Pada kasus penangan kekerasan dalam rumah tangga (KDRT), misalnya.
Ninik mengatakan, ada banyak laporan dari masyarakat ke Pusat Pelayanan Terpadu Pemberdayaan Perempuan dan Anak (P2TP2A) atau melapor ke unit Pelayanan Perempuan dan Anak (PPA) di kantor polisi namun laporannya itu tidak ditindaklajuti atau dalam prosesnya terjadi pelanggaran maladministrasi lainnya.

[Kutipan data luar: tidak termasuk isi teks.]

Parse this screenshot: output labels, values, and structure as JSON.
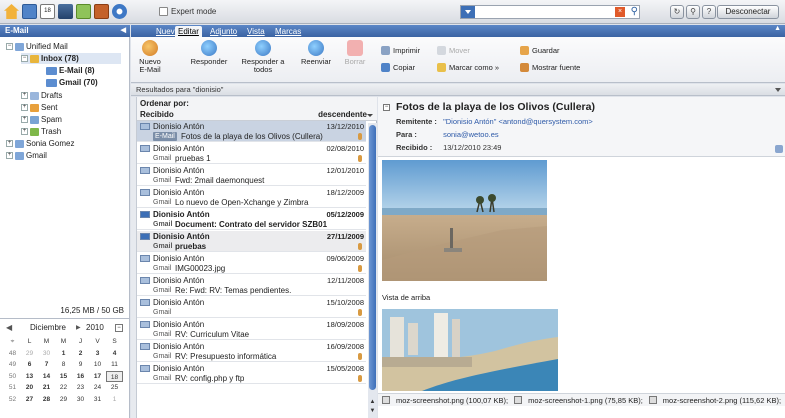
{
  "topbar": {
    "expert_mode_label": "Expert mode",
    "search_value": "",
    "disconnect_label": "Desconectar",
    "icons": [
      "home-icon",
      "mail-icon",
      "calendar-icon",
      "contacts-icon",
      "tasks-icon",
      "infostore-icon",
      "settings-icon"
    ]
  },
  "left": {
    "header": "E-Mail",
    "tree": {
      "unified": "Unified Mail",
      "inbox": "Inbox (78)",
      "email": "E-Mail (8)",
      "gmail": "Gmail (70)",
      "drafts": "Drafts",
      "sent": "Sent",
      "spam": "Spam",
      "trash": "Trash",
      "sonia": "Sonia Gomez",
      "gmail_root": "Gmail"
    },
    "quota": "16,25 MB / 50 GB"
  },
  "calendar": {
    "month": "Diciembre",
    "year": "2010",
    "weekdays": [
      "L",
      "M",
      "M",
      "J",
      "V",
      "S"
    ],
    "weeks": [
      {
        "wk": "48",
        "days": [
          "29",
          "30",
          "1",
          "2",
          "3",
          "4"
        ]
      },
      {
        "wk": "49",
        "days": [
          "6",
          "7",
          "8",
          "9",
          "10",
          "11"
        ]
      },
      {
        "wk": "50",
        "days": [
          "13",
          "14",
          "15",
          "16",
          "17",
          "18"
        ]
      },
      {
        "wk": "51",
        "days": [
          "20",
          "21",
          "22",
          "23",
          "24",
          "25"
        ]
      },
      {
        "wk": "52",
        "days": [
          "27",
          "28",
          "29",
          "30",
          "31",
          "1"
        ]
      }
    ]
  },
  "tabs": [
    "Nuevo",
    "Editar",
    "Adjunto",
    "Vista",
    "Marcas"
  ],
  "ribbon": {
    "new_email": "Nuevo E-Mail",
    "reply": "Responder",
    "reply_all": "Responder a todos",
    "forward": "Reenviar",
    "delete": "Borrar",
    "print": "Imprimir",
    "move": "Mover",
    "save": "Guardar",
    "copy": "Copiar",
    "mark_as": "Marcar como »",
    "show_source": "Mostrar fuente"
  },
  "results_text": "Resultados para \"dionisio\"",
  "list": {
    "order_by": "Ordenar por:",
    "sort_field": "Recibido",
    "sort_dir": "descendente",
    "messages": [
      {
        "from": "Dionisio Antón",
        "date": "13/12/2010",
        "account": "E-Mail",
        "subject": "Fotos de la playa de los Olivos (Cullera)"
      },
      {
        "from": "Dionisio Antón",
        "date": "02/08/2010",
        "account": "Gmail",
        "subject": "pruebas 1"
      },
      {
        "from": "Dionisio Antón",
        "date": "12/01/2010",
        "account": "Gmail",
        "subject": "Fwd: 2mail daemonquest"
      },
      {
        "from": "Dionisio Antón",
        "date": "18/12/2009",
        "account": "Gmail",
        "subject": "Lo nuevo de Open-Xchange y Zimbra"
      },
      {
        "from": "Dionisio Antón",
        "date": "05/12/2009",
        "account": "Gmail",
        "subject": "Document: Contrato del servidor SZB01"
      },
      {
        "from": "Dionisio Antón",
        "date": "27/11/2009",
        "account": "Gmail",
        "subject": "pruebas"
      },
      {
        "from": "Dionisio Antón",
        "date": "09/06/2009",
        "account": "Gmail",
        "subject": "IMG00023.jpg"
      },
      {
        "from": "Dionisio Antón",
        "date": "12/11/2008",
        "account": "Gmail",
        "subject": "Re: Fwd: RV: Temas pendientes."
      },
      {
        "from": "Dionisio Antón",
        "date": "15/10/2008",
        "account": "Gmail",
        "subject": ""
      },
      {
        "from": "Dionisio Antón",
        "date": "18/09/2008",
        "account": "Gmail",
        "subject": "RV: Curriculum Vitae"
      },
      {
        "from": "Dionisio Antón",
        "date": "16/09/2008",
        "account": "Gmail",
        "subject": "RV: Presupuesto informática"
      },
      {
        "from": "Dionisio Antón",
        "date": "15/05/2008",
        "account": "Gmail",
        "subject": "RV: config.php y ftp"
      }
    ]
  },
  "preview": {
    "title": "Fotos de la playa de los Olivos (Cullera)",
    "sender_label": "Remitente :",
    "sender": "\"Dionisio Antón\" <antond@quersystem.com>",
    "to_label": "Para :",
    "to": "sonia@wetoo.es",
    "received_label": "Recibido :",
    "received": "13/12/2010 23:49",
    "caption": "Vista de arriba",
    "attachments": [
      "moz-screenshot.png (100,07 KB);",
      "moz-screenshot-1.png (75,85 KB);",
      "moz-screenshot-2.png (115,62 KB);"
    ]
  }
}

"Korban KDRT yang mengalami hambatan di lembaga-lembaga penanganan yang dilakukan oleh lembaga pemerintah, mereka (masyarakat) belum aware kalau (maladministrasi) itu bisa dilaporkan ke Ombudsman," kata Ninik di Ombudsman RI, Jakarta Senin (19/6/2017).

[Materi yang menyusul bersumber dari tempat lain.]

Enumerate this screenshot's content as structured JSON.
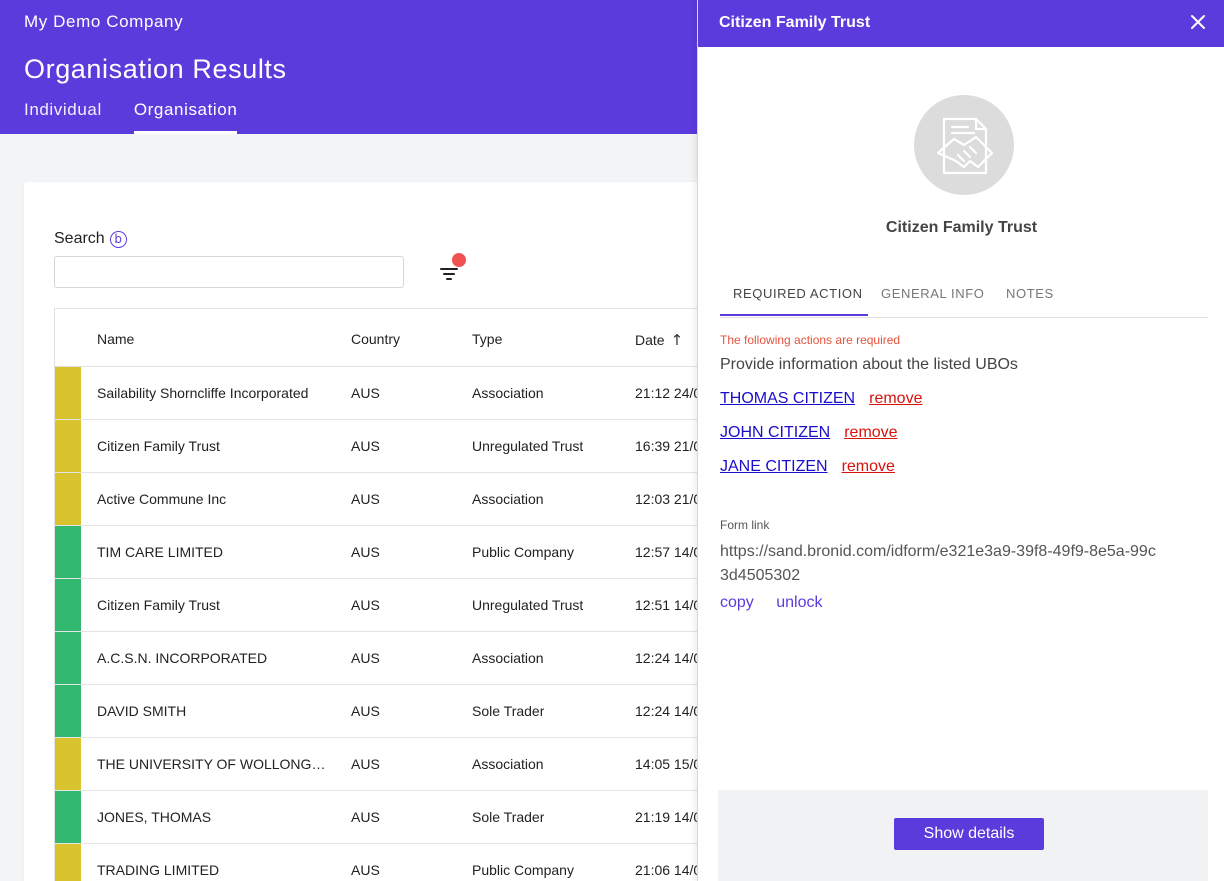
{
  "header": {
    "company": "My Demo Company",
    "title": "Organisation Results",
    "tabs": [
      {
        "label": "Individual",
        "active": false
      },
      {
        "label": "Organisation",
        "active": true
      }
    ]
  },
  "search": {
    "label": "Search",
    "info_icon": "b",
    "value": "",
    "placeholder": ""
  },
  "table": {
    "columns": [
      "Name",
      "Country",
      "Type",
      "Date"
    ],
    "sort_icon": "↑",
    "rows": [
      {
        "name": "Sailability Shorncliffe Incorporated",
        "country": "AUS",
        "type": "Association",
        "date": "21:12 24/0",
        "status": "yellow"
      },
      {
        "name": "Citizen Family Trust",
        "country": "AUS",
        "type": "Unregulated Trust",
        "date": "16:39 21/0",
        "status": "yellow"
      },
      {
        "name": "Active Commune Inc",
        "country": "AUS",
        "type": "Association",
        "date": "12:03 21/0",
        "status": "yellow"
      },
      {
        "name": "TIM CARE LIMITED",
        "country": "AUS",
        "type": "Public Company",
        "date": "12:57 14/0",
        "status": "green"
      },
      {
        "name": "Citizen Family Trust",
        "country": "AUS",
        "type": "Unregulated Trust",
        "date": "12:51 14/0",
        "status": "green"
      },
      {
        "name": "A.C.S.N. INCORPORATED",
        "country": "AUS",
        "type": "Association",
        "date": "12:24 14/0",
        "status": "green"
      },
      {
        "name": "DAVID SMITH",
        "country": "AUS",
        "type": "Sole Trader",
        "date": "12:24 14/0",
        "status": "green"
      },
      {
        "name": "THE UNIVERSITY OF WOLLONGO…",
        "country": "AUS",
        "type": "Association",
        "date": "14:05 15/0",
        "status": "yellow"
      },
      {
        "name": "JONES, THOMAS",
        "country": "AUS",
        "type": "Sole Trader",
        "date": "21:19 14/0",
        "status": "green"
      },
      {
        "name": "TRADING LIMITED",
        "country": "AUS",
        "type": "Public Company",
        "date": "21:06 14/0",
        "status": "yellow"
      }
    ]
  },
  "colors": {
    "accent": "#5b3bdc",
    "yellow": "#d9c430",
    "green": "#33b86f",
    "error": "#e5533e"
  },
  "drawer": {
    "title": "Citizen Family Trust",
    "entity_name": "Citizen Family Trust",
    "avatar_icon": "handshake-document-icon",
    "tabs": [
      {
        "label": "REQUIRED ACTION",
        "active": true
      },
      {
        "label": "GENERAL INFO",
        "active": false
      },
      {
        "label": "NOTES",
        "active": false
      }
    ],
    "required_note": "The following actions are required",
    "ubo_intro": "Provide information about the listed UBOs",
    "ubos": [
      {
        "name": "THOMAS CITIZEN",
        "remove": "remove"
      },
      {
        "name": "JOHN CITIZEN",
        "remove": "remove"
      },
      {
        "name": "JANE CITIZEN",
        "remove": "remove"
      }
    ],
    "form_link_label": "Form link",
    "form_link_url": "https://sand.bronid.com/idform/e321e3a9-39f8-49f9-8e5a-99c3d4505302",
    "copy_label": "copy",
    "unlock_label": "unlock",
    "show_details_label": "Show details"
  }
}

Ninik mengatakan, cabang kantor Ombudsman saat ini hanya berada pada tingkat provinsi, belum pada tingkat kabupaten/kota atau kelurahan.
(Baca: Tak hanya Korban KDRT, Pelecehan Seksual Juga Bisa Divisum Gratis)

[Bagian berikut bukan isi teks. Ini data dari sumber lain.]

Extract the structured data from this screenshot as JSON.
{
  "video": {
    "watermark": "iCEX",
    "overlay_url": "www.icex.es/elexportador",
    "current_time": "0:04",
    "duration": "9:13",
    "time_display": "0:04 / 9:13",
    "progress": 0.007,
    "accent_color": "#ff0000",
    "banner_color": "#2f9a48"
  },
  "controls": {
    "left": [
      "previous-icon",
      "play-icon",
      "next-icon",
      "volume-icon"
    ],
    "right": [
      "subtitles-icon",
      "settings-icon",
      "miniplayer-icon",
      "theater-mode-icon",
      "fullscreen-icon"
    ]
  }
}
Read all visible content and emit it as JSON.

Oleh karena itu, lanjut Ninik, pihaknya sedang membangun mekanisme partisipasi atau jaringan masyarakat sipil agar menjadi kepanjangan tangan dari Ombudsman.
Adapun pihak-pihak yang bekerja sama dan membantu Ombudsman yakni di antaranya para pelajar, mahasiswa, komunitas agama, komunitas perguruan tinggi.
"Karena pemerintah punya keterbatasan, sehinga partisipasi masyarakat jadi ujung tombak, setidaknya di tingkat kabupaten dahulu. Jadi, kami berharap partisipasi masyarakat, sahabat Ombudsman itu eksis di tingkat kabupaten/kota," kata Ninik.
Dengan bantuan jaringan masyarakat itu, diharapkan pemahaman seluruh masyarakat akan tergugah dan tahu jika ada maladministrasi yang dilakukan oleh lembaga publik bisa dilaporkan ke Ombudsman.
Ia menambahkan, sejak 2016 hingga saat ini ada sekitar 14 laporan terkait maladministrasi dalam penanganan kasus KDRT. Pada tahun sebelumnya, ada sekitar 10 kasus yang dilaporkan.